Microsoft Teams (new version) stores its data in an IndexedDB database at:
~/Library/Containers/com.microsoft.teams2/Data/Library/Application Support/Microsoft/Teams/Profiles/*/IndexedDB/https_teams.microsoft.com_0.indexeddb.leveldbThis is a Chromium-style LevelDB database, the same format used by Chrome, Electron apps, and other Chromium-based applications. The data includes serialized JavaScript objects containing message content, metadata, timestamps, and participant information.
LMCP uses the ccl_chromium_reader library — an open-source tool originally developed for digital forensics — to parse this LevelDB format. The library handles the complexities of Chromium's IndexedDB implementation, including:
- V8 serialization format for JavaScript objects
- LevelDB's append-only log structure and compaction
- IndexedDB's object store and index organization
- Handling deleted and overwritten records
The parsed data is then filtered and structured into clean JSON that your AI assistant can work with. Message content, sender information, timestamps, and conversation metadata are extracted and made available through MCP tools.

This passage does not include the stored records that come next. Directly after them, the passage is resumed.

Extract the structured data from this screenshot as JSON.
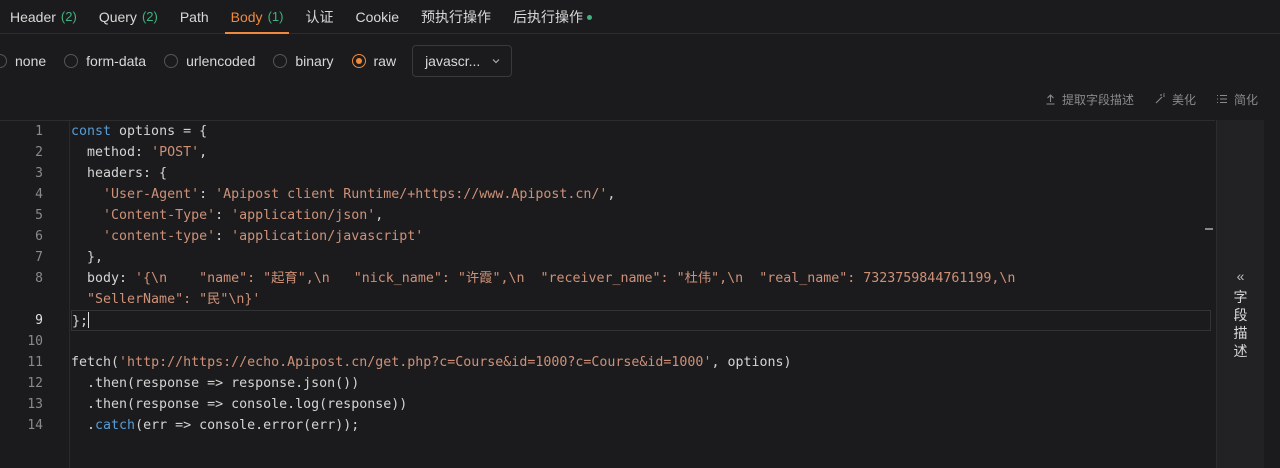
{
  "tabs": [
    {
      "label": "Header",
      "count": "(2)"
    },
    {
      "label": "Query",
      "count": "(2)"
    },
    {
      "label": "Path",
      "count": ""
    },
    {
      "label": "Body",
      "count": "(1)"
    },
    {
      "label": "认证",
      "count": ""
    },
    {
      "label": "Cookie",
      "count": ""
    },
    {
      "label": "预执行操作",
      "count": ""
    },
    {
      "label": "后执行操作",
      "count": ""
    }
  ],
  "body_types": [
    "none",
    "form-data",
    "urlencoded",
    "binary",
    "raw"
  ],
  "selected_body_type": "raw",
  "raw_language": "javascr...",
  "toolbar": {
    "extract": "提取字段描述",
    "beautify": "美化",
    "simplify": "简化"
  },
  "side_panel": {
    "arrows": "«",
    "chars": [
      "字",
      "段",
      "描",
      "述"
    ]
  },
  "editor": {
    "line_numbers": [
      "1",
      "2",
      "3",
      "4",
      "5",
      "6",
      "7",
      "8",
      "",
      "9",
      "10",
      "11",
      "12",
      "13",
      "14"
    ],
    "current_line": "9"
  }
}
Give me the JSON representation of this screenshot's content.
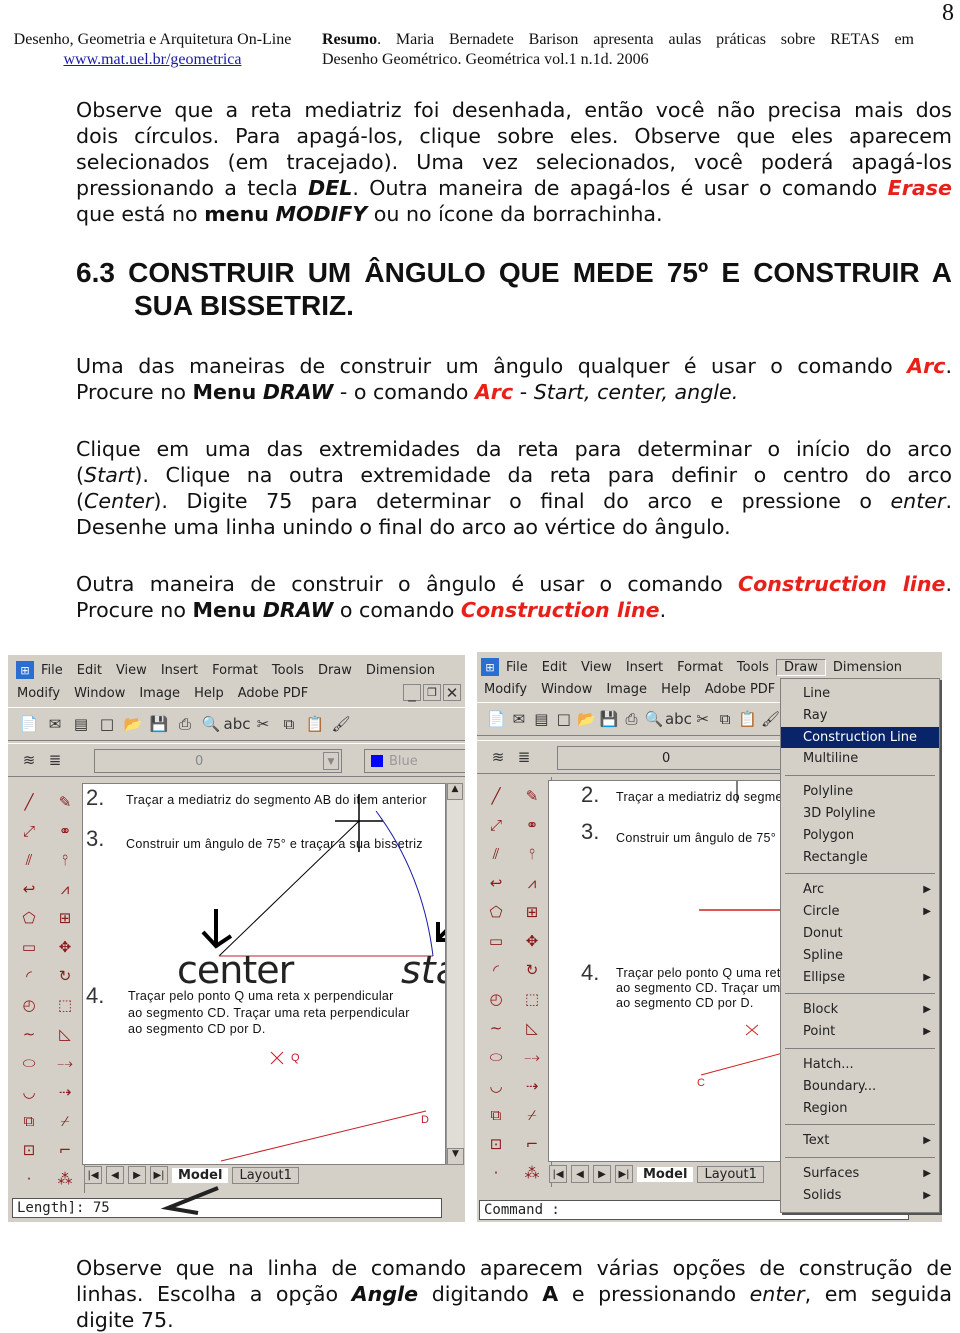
{
  "header": {
    "page_number": "8",
    "left_title": "Desenho, Geometria e Arquitetura On-Line",
    "left_link": "www.mat.uel.br/geometrica",
    "right_bold": "Resumo",
    "right_line1": ". Maria Bernadete Barison apresenta aulas práticas sobre RETAS em",
    "right_line2": "Desenho Geométrico. Geométrica vol.1 n.1d. 2006"
  },
  "paragraphs": [
    [
      [
        [
          "Observe que a reta mediatriz foi desenhada, então você não precisa mais dos",
          ""
        ]
      ],
      [
        [
          "dois círculos. Para apagá-los, clique sobre eles. Observe que eles aparecem",
          ""
        ]
      ],
      [
        [
          "selecionados (em tracejado). Uma vez selecionados, você poderá apagá-los",
          ""
        ]
      ],
      [
        [
          "pressionando a tecla ",
          ""
        ],
        [
          "DEL",
          "bi"
        ],
        [
          ". Outra maneira de apagá-los é usar o comando ",
          ""
        ],
        [
          "Erase",
          "r"
        ]
      ],
      [
        [
          "que está no ",
          ""
        ],
        [
          "menu",
          "b"
        ],
        [
          " ",
          ""
        ],
        [
          "MODIFY",
          "bi"
        ],
        [
          " ou no ícone da borrachinha.",
          ""
        ]
      ]
    ],
    [
      [
        [
          "Uma das maneiras de construir um ângulo qualquer é usar o comando ",
          ""
        ],
        [
          "Arc",
          "r"
        ],
        [
          ".",
          ""
        ]
      ],
      [
        [
          "Procure no ",
          ""
        ],
        [
          "Menu",
          "b"
        ],
        [
          " ",
          ""
        ],
        [
          "DRAW",
          "bi"
        ],
        [
          " - o comando ",
          ""
        ],
        [
          "Arc",
          "r"
        ],
        [
          " - ",
          ""
        ],
        [
          "Start, center, angle.",
          "i"
        ]
      ]
    ],
    [
      [
        [
          "Clique em uma das extremidades da reta para determinar o início do arco",
          ""
        ]
      ],
      [
        [
          "(",
          ""
        ],
        [
          "Start",
          "i"
        ],
        [
          "). Clique na outra extremidade da reta para definir o centro do arco",
          ""
        ]
      ],
      [
        [
          "(",
          ""
        ],
        [
          "Center",
          "i"
        ],
        [
          "). Digite 75 para determinar o final do arco e pressione o ",
          ""
        ],
        [
          "enter",
          "i"
        ],
        [
          ".",
          ""
        ]
      ],
      [
        [
          "Desenhe uma linha unindo o final do arco ao vértice do ângulo.",
          ""
        ]
      ]
    ],
    [
      [
        [
          "Outra maneira de construir o ângulo é usar o comando ",
          ""
        ],
        [
          "Construction line",
          "r"
        ],
        [
          ".",
          ""
        ]
      ],
      [
        [
          "Procure no ",
          ""
        ],
        [
          "Menu",
          "b"
        ],
        [
          " ",
          ""
        ],
        [
          "DRAW",
          "bi"
        ],
        [
          " o comando ",
          ""
        ],
        [
          "Construction line",
          "r"
        ],
        [
          ".",
          ""
        ]
      ]
    ],
    [
      [
        [
          "Observe que na linha de comando aparecem várias opções de construção de",
          ""
        ]
      ],
      [
        [
          "linhas. Escolha a opção ",
          ""
        ],
        [
          "Angle",
          "bi"
        ],
        [
          " digitando ",
          ""
        ],
        [
          "A",
          "b"
        ],
        [
          " e pressionando ",
          ""
        ],
        [
          "enter",
          "i"
        ],
        [
          ", em seguida",
          ""
        ]
      ],
      [
        [
          "digite 75.",
          ""
        ]
      ]
    ]
  ],
  "heading": {
    "line1": "6.3 CONSTRUIR UM ÂNGULO QUE MEDE 75º E CONSTRUIR A",
    "line2": "SUA BISSETRIZ."
  },
  "colors": {
    "red": "#e8201a",
    "menu_highlight": "#0a246a",
    "ui_gray": "#d4d0c8"
  },
  "app": {
    "menu_row1": [
      "File",
      "Edit",
      "View",
      "Insert",
      "Format",
      "Tools",
      "Draw",
      "Dimension"
    ],
    "menu_row2": [
      "Modify",
      "Window",
      "Image",
      "Help",
      "Adobe PDF"
    ],
    "toolbar1_icons": [
      "pdf",
      "pdf-mail",
      "pdf-review",
      "new",
      "open",
      "save",
      "print",
      "print-preview",
      "spell-check",
      "cut",
      "copy",
      "paste",
      "match-properties"
    ],
    "toolbar2_icons": [
      "layers",
      "layer-states",
      "light-bulb",
      "sun",
      "freeze",
      "lock",
      "color-swatch"
    ],
    "layer_value": "0",
    "color_value": "Blue",
    "draw_toolbar_icons": [
      "line",
      "construction-line",
      "multiline",
      "polyline",
      "polygon",
      "rectangle",
      "arc",
      "circle",
      "spline",
      "ellipse",
      "ellipse-arc",
      "insert-block",
      "make-block",
      "point"
    ],
    "modify_toolbar_icons": [
      "erase",
      "copy-object",
      "mirror",
      "offset",
      "array",
      "move",
      "rotate",
      "scale",
      "stretch",
      "trim",
      "extend",
      "break",
      "chamfer",
      "explode"
    ],
    "tabs": [
      "Model",
      "Layout1"
    ],
    "drawing": {
      "item2_num": "2.",
      "item2_text": "Traçar a mediatriz do segmento AB do item anterior",
      "item3_num": "3.",
      "item3_text": "Construir um ângulo de 75° e traçar a sua bissetriz",
      "item4_num": "4.",
      "item4_lines": [
        "Traçar pelo ponto Q uma reta x perpendicular",
        "ao segmento CD. Traçar uma reta perpendicular",
        "ao segmento CD por D."
      ],
      "point_q": "Q",
      "point_d": "D",
      "point_c": "C",
      "label_center": "center",
      "label_start": "star"
    },
    "left_command": "Length]: 75",
    "right_command": "Command :",
    "draw_menu": [
      {
        "label": "Line"
      },
      {
        "label": "Ray"
      },
      {
        "label": "Construction Line",
        "highlighted": true
      },
      {
        "label": "Multiline"
      },
      {
        "sep": true
      },
      {
        "label": "Polyline"
      },
      {
        "label": "3D Polyline"
      },
      {
        "label": "Polygon"
      },
      {
        "label": "Rectangle"
      },
      {
        "sep": true
      },
      {
        "label": "Arc",
        "submenu": true
      },
      {
        "label": "Circle",
        "submenu": true
      },
      {
        "label": "Donut"
      },
      {
        "label": "Spline"
      },
      {
        "label": "Ellipse",
        "submenu": true
      },
      {
        "sep": true
      },
      {
        "label": "Block",
        "submenu": true
      },
      {
        "label": "Point",
        "submenu": true
      },
      {
        "sep": true
      },
      {
        "label": "Hatch..."
      },
      {
        "label": "Boundary..."
      },
      {
        "label": "Region"
      },
      {
        "sep": true
      },
      {
        "label": "Text",
        "submenu": true
      },
      {
        "sep": true
      },
      {
        "label": "Surfaces",
        "submenu": true
      },
      {
        "label": "Solids",
        "submenu": true
      }
    ]
  }
}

This approach is read-only by design — LevelDB is opened in read mode, and no data is written back. LMCP cannot corrupt or modify your Teams cache.
Compared to Other Approaches
There are a few ways to get AI access to Teams data. Here is how they compare:
- Microsoft Graph API — full read/write access but requires Azure AD, admin consent, and token management. Best for enterprise deployments with IT support.

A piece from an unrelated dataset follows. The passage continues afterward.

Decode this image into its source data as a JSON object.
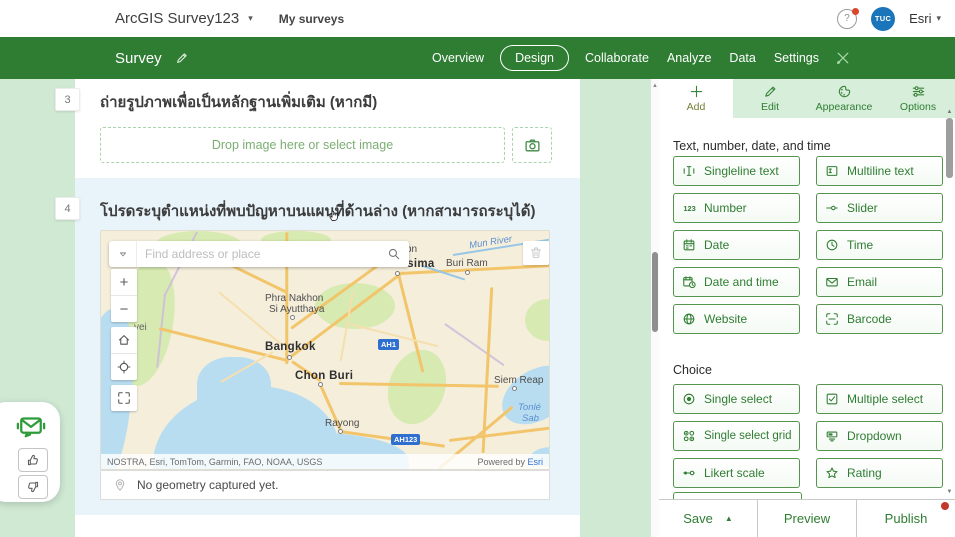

- Microsoft 365 Connector (official Anthropic) — uses Graph API under the hood, requires Entra tenant admin setup. Good if your IT department is on board.
- LMCP (local cache) — read-only, zero configuration, works immediately. Best for individuals and small teams who need quick access.
Real-World Workflows
Reading individual messages is just the start. The real value comes when you ask your AI assistant to synthesize information across conversations and take action:
Daily standup summary
Read the engineering channel messages from today, extract what each person is working on, identify blockers, and create a summary note.

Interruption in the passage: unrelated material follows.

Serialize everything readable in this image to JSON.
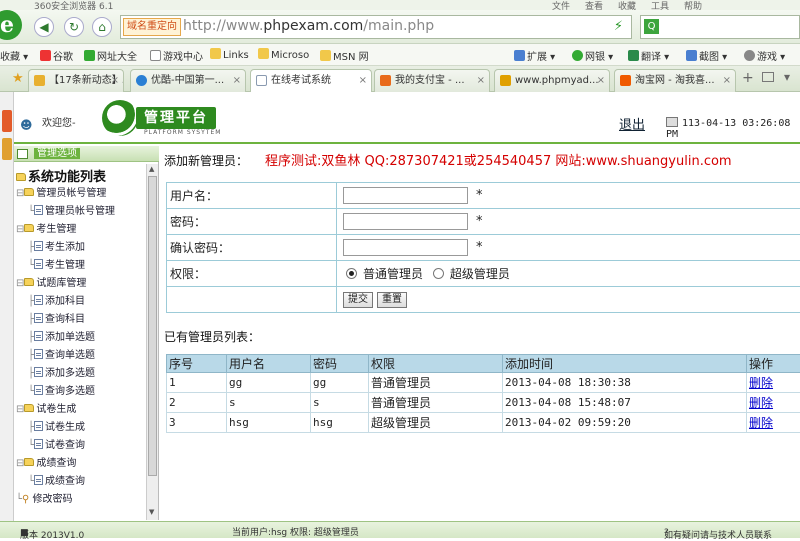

Instead of scrolling through a busy channel, your AI reads everything, organizes it by person, and highlights blockers. Perfect for managers who need to stay informed without reading every message.
Meeting prep from Teams
Check what the team discussed about Project X in the last week across all channels, summarize the key decisions, and list open questions I should bring up in tomorrow's meeting.
Your AI scans multiple channels, finds relevant discussions, and prepares a briefing document. You walk into the meeting fully informed instead of scrambling to catch up.
Create tasks from chat
Go through my Teams chats from today, find anything that looks like a task or commitment I made, and list them with who asked and when.
Conversations in Teams often contain implicit commitments — “I'll look into that” or “let me send you the doc.” Your AI finds these and surfaces them so nothing slips through.
Project documentation
Read the last 50 messages in the #architecture channel, extract decisions made about the API design, and create a Word document with the architecture decisions log.
Important decisions often get buried in chat history. Your AI extracts them, structures them into a proper document, and saves it so your team has a permanent record.